Tuesday, March 1, 2011

February 27th – The Durban Jungle

Only a half day in Durban today, so it was an early start to get to Durban's beachfront. Even though it was only 9am, the beautiful wide sandy beach was busy with people sunning themselves and swimming. This beachfront has got to be Durban's best feature – clean and safe, plus great waves. As we walked along the beach, it was interesting to note that although racial segregation has long since gone, to some extent, the different races still tend to stick together – the end near the Shuttle Drop Off point was nearly all white, while the further down you went, the less white it got.
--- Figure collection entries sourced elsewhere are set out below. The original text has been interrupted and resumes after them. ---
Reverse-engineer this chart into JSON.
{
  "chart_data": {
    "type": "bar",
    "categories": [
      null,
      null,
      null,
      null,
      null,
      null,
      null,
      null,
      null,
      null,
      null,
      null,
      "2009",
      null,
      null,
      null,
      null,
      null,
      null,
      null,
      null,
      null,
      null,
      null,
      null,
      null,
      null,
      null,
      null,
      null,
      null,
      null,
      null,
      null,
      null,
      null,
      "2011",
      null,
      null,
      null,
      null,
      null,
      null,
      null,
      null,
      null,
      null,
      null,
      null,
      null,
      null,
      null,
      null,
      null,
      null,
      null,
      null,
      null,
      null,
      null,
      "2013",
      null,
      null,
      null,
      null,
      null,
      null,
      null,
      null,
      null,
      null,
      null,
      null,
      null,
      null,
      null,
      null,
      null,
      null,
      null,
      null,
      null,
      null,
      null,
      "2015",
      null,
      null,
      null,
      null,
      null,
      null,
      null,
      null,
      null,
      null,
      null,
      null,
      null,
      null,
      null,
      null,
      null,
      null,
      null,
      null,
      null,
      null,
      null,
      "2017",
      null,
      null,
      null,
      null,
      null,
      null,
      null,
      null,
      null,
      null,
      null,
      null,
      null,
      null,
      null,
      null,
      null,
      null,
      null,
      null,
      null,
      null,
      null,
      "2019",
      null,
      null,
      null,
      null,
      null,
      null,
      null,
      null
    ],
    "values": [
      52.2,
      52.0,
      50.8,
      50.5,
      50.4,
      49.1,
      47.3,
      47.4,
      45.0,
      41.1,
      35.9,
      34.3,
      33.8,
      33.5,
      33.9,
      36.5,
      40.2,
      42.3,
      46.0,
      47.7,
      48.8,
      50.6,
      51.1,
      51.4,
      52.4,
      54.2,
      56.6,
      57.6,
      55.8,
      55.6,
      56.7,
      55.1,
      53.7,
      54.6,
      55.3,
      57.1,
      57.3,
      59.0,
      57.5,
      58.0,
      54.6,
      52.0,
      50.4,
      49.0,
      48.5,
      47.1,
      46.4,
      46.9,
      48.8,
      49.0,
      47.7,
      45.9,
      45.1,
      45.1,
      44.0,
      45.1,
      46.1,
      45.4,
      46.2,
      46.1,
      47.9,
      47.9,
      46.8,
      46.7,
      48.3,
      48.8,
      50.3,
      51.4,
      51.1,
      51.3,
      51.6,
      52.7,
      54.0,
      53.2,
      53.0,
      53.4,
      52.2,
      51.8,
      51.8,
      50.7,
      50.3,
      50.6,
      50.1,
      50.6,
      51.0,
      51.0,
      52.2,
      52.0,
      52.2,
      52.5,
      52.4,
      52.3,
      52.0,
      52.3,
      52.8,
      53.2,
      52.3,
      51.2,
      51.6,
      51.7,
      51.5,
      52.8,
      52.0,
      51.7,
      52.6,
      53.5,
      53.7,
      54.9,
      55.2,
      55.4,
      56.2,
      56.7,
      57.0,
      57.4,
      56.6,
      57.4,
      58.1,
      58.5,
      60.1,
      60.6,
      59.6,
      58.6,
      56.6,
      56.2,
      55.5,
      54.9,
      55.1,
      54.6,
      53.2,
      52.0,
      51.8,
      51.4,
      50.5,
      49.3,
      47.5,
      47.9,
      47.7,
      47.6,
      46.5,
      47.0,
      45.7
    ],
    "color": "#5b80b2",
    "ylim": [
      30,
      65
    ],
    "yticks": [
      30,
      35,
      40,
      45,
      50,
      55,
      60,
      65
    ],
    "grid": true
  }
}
We went along a pier, where the brave surfers launch themselves into the pounding waves and struggle to make their way out to where the waves break, and then ride the foaming 12 feet high rollers – it really made us wish we could surf.
After this, we took a taxi to the Indian district to go to the famous Victoria Street Market. Being a Sunday, the market was much quieter than normal, and some of the streets around the market had a vaguely menacing air – whether that was in our imagination or not, I don't know, but after exploring the market, we didn't hang around long enough to find out how safe the streets were.

So, we went to the centre of the old colonial city, where there's a fine range of grand civic buildings from Victorian times when this was one of the boom towns of the British Empire. We went to the imposing City Hall (which incidentally is a carbon copy of Belfast's City Hall), and visited the art museum, which had a fascinating collection of art from the Apartheid Era. It was sad to see how much the sense of social injustice and violence had permeated into the consciousness of the artists from this dark period of the country's history. In the same building, we went to the Natural History Museum, which had a dusty collection of stuffed wildlife – probably better to see them running in the wild on safari, but this was a much cheaper alternative.

We then wandered around Durban's cosmopolitan city centre, savouring its interesting mix of African, Indian (over one million people of Indian descent live here), and European influences, before it was time to race back to the ship before it sailed.